Il effectuait toutes ces tâches avec joie et humilité ; il fut aussi attaché aux soins des malades à l'infirmerie, tâche dont il s'acquittait avec dévouement et grande réussite. Certaines guérisons miraculeuses lui furent attribuées par ses frères qui lui reconnaissaient le don de thaumaturgie. Il était patient, sourd aux rebuffades : un patient l'avait traité rudement il répondit : « Je dois prendre un meilleur soin de celui-ci, car il me connaît mieux que les autres ».

martin-de-porres

Saint Martin très attentif aux jeunes  et aux orphelins

Frère Martin avait l'habitude, malgré ses multiples occupations, de réunir quelques jeunes ouvriers du monastère pour les instruire et leur parler de l'Évangile.

À l'extérieur du couvent, dans la ville de Lima beaucoup d'orphelins vagabondaient, sans famille et sans éducation. Martin travailla avec ardeur à la fondation de l'orphelinat de la Sainte Croix qui avait pour vocation de recueillir ces enfants et de les éduquer. Il prenait à cœur le choix des maîtres, et des autres employés afin que les études offertes soient fructueuses et que les enfants puissent ensuite s'établir dans la vie avec une solide formation chrétienne. Pour financer ses entreprises, Martin n'hésitait pas à solliciter les grands personnages de la ville, et ceux-ci étaient généreux tant sa foi et sa force étaient grandes.

Martin et les pauvres

Martin avait l'habitude, à la fin du repas, de passer de table en table pour récupérer tout ce qui avait pu être laissé et de sortir immédiatement le distribuer aux pauvres qui l'attendaient. Sa confiance en la Providence était telle qu'il avait coutume de dire : « Puisse Dieu, en son infinie miséricorde, multiplier cette nourriture », et les pauvres ne manquaient jamais d'être tous servis.

Martin de Porrès a été béatifié le 29 octobre 1837 par le Pape Grégoire XVI. Il a été canonisé le 16 mai 1962 par le Pape Jean XXIII. Sa fête a été fixée au 3 novembre le jour de sa mort en 1639 à 59 ans.

Sa vie inspire les œuvres de Caritas comme la vie de la Sainte Thérèse de Calcuta , la fondatrice des Missionnaires de la Charité dans le monde. La religieuse, devenue Prix Nobel de la paix en 1979 pour son engagement en faveur des plus pauvres à Calcutta, elle reste l’icône de l’amour dans le monde.

« Nous vivons au milieu d'une mer de pauvretéNéanmoins on peut réduire cette mer.      Notre travail n'est qu'une goutte dans un seaumais cette goutte est nécessaire. »  Disait Mère Thérèse de Calcuta.

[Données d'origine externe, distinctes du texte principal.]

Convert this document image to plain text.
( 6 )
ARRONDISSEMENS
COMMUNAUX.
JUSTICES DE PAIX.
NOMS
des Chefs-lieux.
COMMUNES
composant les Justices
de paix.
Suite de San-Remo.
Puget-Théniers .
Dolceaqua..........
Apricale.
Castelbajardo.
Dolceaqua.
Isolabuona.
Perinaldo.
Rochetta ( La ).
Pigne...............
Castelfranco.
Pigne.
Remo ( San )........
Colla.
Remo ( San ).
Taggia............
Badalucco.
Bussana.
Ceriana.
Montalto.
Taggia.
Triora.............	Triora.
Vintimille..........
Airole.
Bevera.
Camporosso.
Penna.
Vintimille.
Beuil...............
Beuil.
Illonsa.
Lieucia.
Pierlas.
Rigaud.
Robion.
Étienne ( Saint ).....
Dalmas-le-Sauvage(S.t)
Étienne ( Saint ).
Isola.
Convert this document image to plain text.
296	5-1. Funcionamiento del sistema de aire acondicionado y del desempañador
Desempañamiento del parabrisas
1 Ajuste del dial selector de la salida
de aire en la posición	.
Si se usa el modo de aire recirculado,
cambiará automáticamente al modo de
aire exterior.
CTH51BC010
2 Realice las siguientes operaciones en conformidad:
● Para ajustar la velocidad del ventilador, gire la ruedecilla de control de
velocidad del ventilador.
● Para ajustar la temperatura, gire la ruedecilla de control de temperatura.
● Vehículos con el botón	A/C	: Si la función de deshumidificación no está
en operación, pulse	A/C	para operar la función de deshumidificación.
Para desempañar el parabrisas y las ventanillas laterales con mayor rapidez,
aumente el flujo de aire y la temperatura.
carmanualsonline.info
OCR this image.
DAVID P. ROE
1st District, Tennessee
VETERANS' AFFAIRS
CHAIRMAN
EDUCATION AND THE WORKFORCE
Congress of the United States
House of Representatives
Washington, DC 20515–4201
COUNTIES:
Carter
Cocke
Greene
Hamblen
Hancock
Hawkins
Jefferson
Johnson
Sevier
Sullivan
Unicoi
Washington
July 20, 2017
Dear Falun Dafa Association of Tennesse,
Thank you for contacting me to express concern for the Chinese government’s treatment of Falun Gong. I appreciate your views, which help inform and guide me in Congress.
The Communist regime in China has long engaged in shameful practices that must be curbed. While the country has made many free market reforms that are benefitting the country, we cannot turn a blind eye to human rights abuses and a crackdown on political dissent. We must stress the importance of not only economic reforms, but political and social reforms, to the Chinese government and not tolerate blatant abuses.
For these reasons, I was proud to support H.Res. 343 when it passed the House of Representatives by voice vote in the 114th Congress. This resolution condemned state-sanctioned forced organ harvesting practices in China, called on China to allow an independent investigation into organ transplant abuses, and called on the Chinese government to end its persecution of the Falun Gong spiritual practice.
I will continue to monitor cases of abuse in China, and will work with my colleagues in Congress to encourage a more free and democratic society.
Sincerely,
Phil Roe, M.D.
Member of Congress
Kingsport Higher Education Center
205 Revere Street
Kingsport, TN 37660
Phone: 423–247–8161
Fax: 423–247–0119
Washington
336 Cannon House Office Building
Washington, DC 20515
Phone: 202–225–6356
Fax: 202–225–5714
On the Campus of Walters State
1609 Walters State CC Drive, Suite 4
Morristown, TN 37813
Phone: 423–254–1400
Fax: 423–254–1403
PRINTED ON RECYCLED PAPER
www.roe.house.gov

La troisième grande  figure de la  Caritas est le Saint Oscar Romèro qui ne  craignait pas  dénoncer ouvertement la pauvreté, l'injustice sociale, les assassinats et les actes de torture dont le pouvoir de San Salvador était auteur. Il a été assassiné dans un climat de tension où  les missionnaires catholiques étaient  persécutés pour avoir dénoncés les abus qui se commettaient.

Pour Monseigneur Romero, la foi chrétienne comporte une dimension politique : la foi ne sépare pas le croyant du monde réel, mais au contraire l'y plonge tout entier. La raison d'être de l'Église est de se solidariser avec les pauvres. Dans son discours à l'Université catholique de Louvain, en Belgique, il lance : 

« Le monde des pauvres nous apprend que la libération arrivera non seulement quand les pauvres seront les destinataires privilégiés des attentions des gouvernements et de l'Église, mais bien quand ils seront les acteurs et les protagonistes de leur propre lutte et de leur libération en démasquant ainsi la dernière racine des faux paternalismes, même ceux de l'Église ».